Guests from around the globe will visit CAP and Ball State April 1-2 for the National Conference on the Beginning Design Student. The annual conference draws university professors and practitioners from design professions, including architecture, landscape architecture, planning, interior design, graphic design, and others.

The conference is hosted by different universities each year with this being the first time for Ball State to take the lead; and unlike some conferences, there is no central organization to help with preparations, so Kristin Barry and Sean Burns took on the herculean task alongside their regularly scheduled classes in the Department of Architecture.

The pair have been working since last summer: building a website, setting a budget, and ensuring that each abstract (129 in all) had three peer reviewers (that’s 387 reviews), selecting and editing the top papers, and creating a schedule.

The result is 98 authors presenting 79 papers. Plus meals, receptions, publicity, and many other unseen tasks. Attendees are coming from as far away as the United Arab Emirates.

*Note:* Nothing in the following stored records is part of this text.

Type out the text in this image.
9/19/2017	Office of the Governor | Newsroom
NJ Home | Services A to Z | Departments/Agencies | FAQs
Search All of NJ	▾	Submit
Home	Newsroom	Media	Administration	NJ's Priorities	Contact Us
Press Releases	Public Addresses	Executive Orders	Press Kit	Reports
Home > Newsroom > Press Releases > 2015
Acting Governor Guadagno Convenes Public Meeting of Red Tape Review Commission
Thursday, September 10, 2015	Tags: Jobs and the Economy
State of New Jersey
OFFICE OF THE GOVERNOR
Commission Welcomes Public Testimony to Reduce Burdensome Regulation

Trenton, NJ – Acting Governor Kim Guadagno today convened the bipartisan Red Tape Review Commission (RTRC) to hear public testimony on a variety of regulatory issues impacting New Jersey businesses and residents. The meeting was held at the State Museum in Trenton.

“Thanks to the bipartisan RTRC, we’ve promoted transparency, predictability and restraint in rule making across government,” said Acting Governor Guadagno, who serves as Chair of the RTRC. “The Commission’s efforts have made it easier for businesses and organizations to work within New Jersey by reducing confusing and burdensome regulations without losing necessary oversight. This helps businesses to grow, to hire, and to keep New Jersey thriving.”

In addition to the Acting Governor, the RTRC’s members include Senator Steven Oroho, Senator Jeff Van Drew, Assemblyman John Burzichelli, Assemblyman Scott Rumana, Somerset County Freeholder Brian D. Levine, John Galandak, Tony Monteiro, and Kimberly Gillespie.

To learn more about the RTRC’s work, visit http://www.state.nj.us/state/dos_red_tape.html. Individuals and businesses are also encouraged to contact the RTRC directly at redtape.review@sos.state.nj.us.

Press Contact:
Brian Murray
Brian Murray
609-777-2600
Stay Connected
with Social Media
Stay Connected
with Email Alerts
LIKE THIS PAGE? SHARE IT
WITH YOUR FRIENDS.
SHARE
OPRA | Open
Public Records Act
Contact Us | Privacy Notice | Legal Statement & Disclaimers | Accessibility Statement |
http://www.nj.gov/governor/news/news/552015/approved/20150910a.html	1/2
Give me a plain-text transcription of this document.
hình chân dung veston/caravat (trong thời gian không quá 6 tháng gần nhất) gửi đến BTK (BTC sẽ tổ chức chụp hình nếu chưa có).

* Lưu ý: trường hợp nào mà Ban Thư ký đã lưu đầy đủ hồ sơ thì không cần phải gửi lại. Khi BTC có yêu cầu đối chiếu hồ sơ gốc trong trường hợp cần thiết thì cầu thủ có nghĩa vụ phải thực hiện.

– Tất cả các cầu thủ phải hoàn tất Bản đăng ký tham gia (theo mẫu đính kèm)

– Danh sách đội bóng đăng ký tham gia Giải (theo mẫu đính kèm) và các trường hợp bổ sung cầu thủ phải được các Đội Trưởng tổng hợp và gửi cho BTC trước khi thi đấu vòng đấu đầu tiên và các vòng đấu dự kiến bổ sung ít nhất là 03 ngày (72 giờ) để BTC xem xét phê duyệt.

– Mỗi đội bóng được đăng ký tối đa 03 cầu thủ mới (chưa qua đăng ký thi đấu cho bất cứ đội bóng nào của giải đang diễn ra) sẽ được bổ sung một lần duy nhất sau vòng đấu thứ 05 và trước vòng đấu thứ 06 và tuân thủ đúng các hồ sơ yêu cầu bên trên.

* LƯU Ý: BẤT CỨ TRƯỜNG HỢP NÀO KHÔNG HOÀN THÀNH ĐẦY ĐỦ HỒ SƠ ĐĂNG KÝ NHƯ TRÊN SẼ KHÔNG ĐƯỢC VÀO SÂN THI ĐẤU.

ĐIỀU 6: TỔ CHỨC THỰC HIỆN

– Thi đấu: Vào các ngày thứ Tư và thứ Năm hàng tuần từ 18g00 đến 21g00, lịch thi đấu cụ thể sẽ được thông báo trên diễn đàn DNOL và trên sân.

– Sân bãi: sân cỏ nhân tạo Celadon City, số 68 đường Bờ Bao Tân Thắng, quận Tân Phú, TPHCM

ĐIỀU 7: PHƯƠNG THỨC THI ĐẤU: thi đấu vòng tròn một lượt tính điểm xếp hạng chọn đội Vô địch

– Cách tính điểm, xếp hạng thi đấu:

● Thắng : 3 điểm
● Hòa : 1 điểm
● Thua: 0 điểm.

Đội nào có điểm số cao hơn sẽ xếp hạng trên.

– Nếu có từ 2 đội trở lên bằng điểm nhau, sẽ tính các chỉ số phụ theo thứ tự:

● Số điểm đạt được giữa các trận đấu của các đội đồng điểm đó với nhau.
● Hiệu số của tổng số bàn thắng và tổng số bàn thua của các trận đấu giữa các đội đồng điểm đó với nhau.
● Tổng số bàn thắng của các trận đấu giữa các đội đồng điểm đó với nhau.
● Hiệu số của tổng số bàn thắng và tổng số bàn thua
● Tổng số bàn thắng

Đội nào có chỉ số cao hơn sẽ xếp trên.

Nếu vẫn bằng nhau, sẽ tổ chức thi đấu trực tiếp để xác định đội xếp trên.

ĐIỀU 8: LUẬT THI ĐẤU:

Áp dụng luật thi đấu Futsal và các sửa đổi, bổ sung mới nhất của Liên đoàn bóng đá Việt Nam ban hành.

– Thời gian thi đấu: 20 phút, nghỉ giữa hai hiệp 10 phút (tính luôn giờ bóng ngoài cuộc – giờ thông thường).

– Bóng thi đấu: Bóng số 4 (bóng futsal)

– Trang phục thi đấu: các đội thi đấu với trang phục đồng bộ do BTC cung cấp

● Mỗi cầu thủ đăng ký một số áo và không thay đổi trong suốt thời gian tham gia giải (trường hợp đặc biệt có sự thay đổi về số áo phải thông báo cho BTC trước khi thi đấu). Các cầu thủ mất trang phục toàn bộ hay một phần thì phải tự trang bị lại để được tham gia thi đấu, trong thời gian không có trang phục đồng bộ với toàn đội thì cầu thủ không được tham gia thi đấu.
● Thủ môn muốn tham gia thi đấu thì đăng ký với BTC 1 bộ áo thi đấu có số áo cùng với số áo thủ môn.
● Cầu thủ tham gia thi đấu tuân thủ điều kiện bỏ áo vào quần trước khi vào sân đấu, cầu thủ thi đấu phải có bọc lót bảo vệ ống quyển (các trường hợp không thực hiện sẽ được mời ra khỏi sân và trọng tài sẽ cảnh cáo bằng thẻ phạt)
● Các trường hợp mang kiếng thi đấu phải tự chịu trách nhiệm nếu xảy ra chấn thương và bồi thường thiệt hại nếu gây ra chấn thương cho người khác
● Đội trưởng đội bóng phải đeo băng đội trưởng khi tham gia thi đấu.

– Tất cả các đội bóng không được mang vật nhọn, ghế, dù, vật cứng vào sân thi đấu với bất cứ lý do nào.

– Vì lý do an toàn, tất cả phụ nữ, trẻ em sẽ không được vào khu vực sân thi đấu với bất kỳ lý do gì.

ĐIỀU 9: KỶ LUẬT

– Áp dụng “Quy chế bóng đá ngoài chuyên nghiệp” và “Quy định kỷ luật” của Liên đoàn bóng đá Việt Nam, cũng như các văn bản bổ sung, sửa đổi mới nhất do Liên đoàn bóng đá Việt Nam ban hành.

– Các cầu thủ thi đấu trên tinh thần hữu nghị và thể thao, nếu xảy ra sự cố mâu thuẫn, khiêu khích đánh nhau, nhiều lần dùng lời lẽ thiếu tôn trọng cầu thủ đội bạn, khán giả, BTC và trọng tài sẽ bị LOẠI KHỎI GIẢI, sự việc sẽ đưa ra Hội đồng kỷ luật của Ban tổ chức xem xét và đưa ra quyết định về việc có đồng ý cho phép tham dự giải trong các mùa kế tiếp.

“Sean and I have put so much work into this, but we are fortunate to have the help of some of our colleagues, such as Sarah Keogh and Adriana Keramida-Strahl, who have spear-headed the student work exhibition” said Barry. “Students designed and are building a large assembly on which we can display beginning student work from Ball State. Additionally, we have students driving shuttles, students helping assemble packets, and students working at the registration table. We have several other professors on our steering committee and those working as moderators.”

CAP professors, especially those teaching in the collaborative first-year curriculum, have often attended and sometimes presented at the annual NCBDS conference. Burns has attended and presented four times and encouraged Barry to apply in 2018. Barry has since presented and attended three times.

“What I like the most is the opportunity to hear, learn, and share ideas from other creative people who teach beginning design,” said Burns.

“It’s a very inspiring conference to attend; people present extremely interesting projects that they’ve done with students,” added Barry. “Our hope was to bring this inspiration to our faculty and students, while showcasing the interdisciplinary first-year program and early design curriculum that CAP offers.”


The public is invited to the keynote address by Eric Höweler at 5 p.m. April 1 in AB 100.

An associate professor of architecture at Harvard, Höweler is known for “his advanced design studios, which bring together students from the disciplines of architecture, landscape architecture, urban design, and urban planning, covering such topics as housing and urban architecture, climate adaptability and transit-oriented development” according to the Harvard website.